Après avoir vidé l’ossuaire, après avoir dégagé l’humus enveloppant ces restes terrifiants, la science calme et froide est venue constater que ces débris appartenaient tous à des infortunées enterrées depuis moins de dix ans. Or, le règne du dernier curé en a duré dix-sept. Mais qu’importe la date du crime, il n’y a point de prescription pour lui.

Oh justice ! si tu mesures la grandeur de la peine à celle du forfait, ton glaive s’émoussera, surtout si tu nombres les victimes pressées et superposées ; les mots seront impuissants pour exprimer ton indignation, pour écrire ton enquête !

…Et toi, Peuple de Paris, peuple intelligent, brave et sympathique, viens en foule contempler ce que deviennent tes femmes et tes filles aux mains de ces infâmes ; viens les reconnaître, les compter, elles sont tiennes. Ouvriras-tu enfin les yeux sur les faits et gestes de ces corrupteurs de l’esprit, de ces assassins du corps ! Persisteras-tu dans ton aveugle apathie ; laisseras-tu toujours tes femmes, les filles, hanter leurs églises, ces lupanars occultes ? Ah ! si ta colère n’éclate pas, si tes yeux ne flambloient, si tes mains ne se crispent, fais alors comme Charles-Quint, couche-toi, vivant, dans ton cercueil.
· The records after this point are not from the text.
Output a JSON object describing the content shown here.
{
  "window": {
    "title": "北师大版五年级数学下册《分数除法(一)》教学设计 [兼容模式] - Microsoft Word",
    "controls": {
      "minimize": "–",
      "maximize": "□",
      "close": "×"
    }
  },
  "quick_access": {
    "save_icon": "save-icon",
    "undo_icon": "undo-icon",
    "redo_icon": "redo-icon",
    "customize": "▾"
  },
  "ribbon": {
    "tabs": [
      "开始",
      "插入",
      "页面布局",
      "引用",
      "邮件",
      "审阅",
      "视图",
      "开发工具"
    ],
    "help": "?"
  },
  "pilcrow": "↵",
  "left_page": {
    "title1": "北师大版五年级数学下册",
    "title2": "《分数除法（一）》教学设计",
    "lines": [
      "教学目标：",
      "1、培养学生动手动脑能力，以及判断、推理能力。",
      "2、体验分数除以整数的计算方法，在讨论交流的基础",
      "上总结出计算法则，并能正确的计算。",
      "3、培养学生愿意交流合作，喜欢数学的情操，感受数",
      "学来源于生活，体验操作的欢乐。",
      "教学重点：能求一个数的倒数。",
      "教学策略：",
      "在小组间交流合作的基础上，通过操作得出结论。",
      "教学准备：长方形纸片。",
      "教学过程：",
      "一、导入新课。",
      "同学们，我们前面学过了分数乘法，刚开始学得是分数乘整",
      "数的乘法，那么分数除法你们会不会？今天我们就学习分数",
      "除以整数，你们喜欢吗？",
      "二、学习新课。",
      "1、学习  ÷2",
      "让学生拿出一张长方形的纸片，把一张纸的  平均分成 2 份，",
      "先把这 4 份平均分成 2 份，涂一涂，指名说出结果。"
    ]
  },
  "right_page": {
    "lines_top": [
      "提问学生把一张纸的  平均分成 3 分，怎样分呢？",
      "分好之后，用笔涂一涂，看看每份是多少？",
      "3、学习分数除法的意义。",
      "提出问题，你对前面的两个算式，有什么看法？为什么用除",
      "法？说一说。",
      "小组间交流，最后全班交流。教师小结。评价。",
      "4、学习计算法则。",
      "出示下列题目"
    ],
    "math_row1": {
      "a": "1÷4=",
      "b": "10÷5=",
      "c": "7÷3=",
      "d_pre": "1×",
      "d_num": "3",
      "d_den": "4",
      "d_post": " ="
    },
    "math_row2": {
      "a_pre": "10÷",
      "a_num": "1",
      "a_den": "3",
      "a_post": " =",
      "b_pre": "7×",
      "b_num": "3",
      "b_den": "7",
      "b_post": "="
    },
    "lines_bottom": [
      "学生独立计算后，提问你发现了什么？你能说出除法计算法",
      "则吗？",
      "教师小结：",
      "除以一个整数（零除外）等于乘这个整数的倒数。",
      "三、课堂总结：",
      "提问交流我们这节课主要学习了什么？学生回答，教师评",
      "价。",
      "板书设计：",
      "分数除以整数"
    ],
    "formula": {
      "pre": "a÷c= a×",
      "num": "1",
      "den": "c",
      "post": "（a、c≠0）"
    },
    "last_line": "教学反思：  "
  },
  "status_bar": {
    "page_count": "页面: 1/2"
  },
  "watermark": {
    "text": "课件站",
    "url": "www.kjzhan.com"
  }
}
Mais non, tu comprendras, tu te lèveras comme Lazare ! tu couronneras la femme des rayons de l’intelligence, sans quoi point de salut pour le monde ; surtout, tu feras bonne garde devant ce charnier, durant un siècle s’il le faut !... Ce sera ton phare lumineux pour guider l’humanité jusqu’à l’heure suprême de l’association de toutes les sublimes harmonies !

Paris, le 3 mai 1871.

Pour la Municipalité, LEROUDIER.

IMPRIMERIE NATIONALE. — Mai 1871.


sources :

Texte d’après Les Murailles politiques françaises, tome II : la Commune, Paris, Versailles, la Province (Paris : Le Chevalier, 1874), p. 534.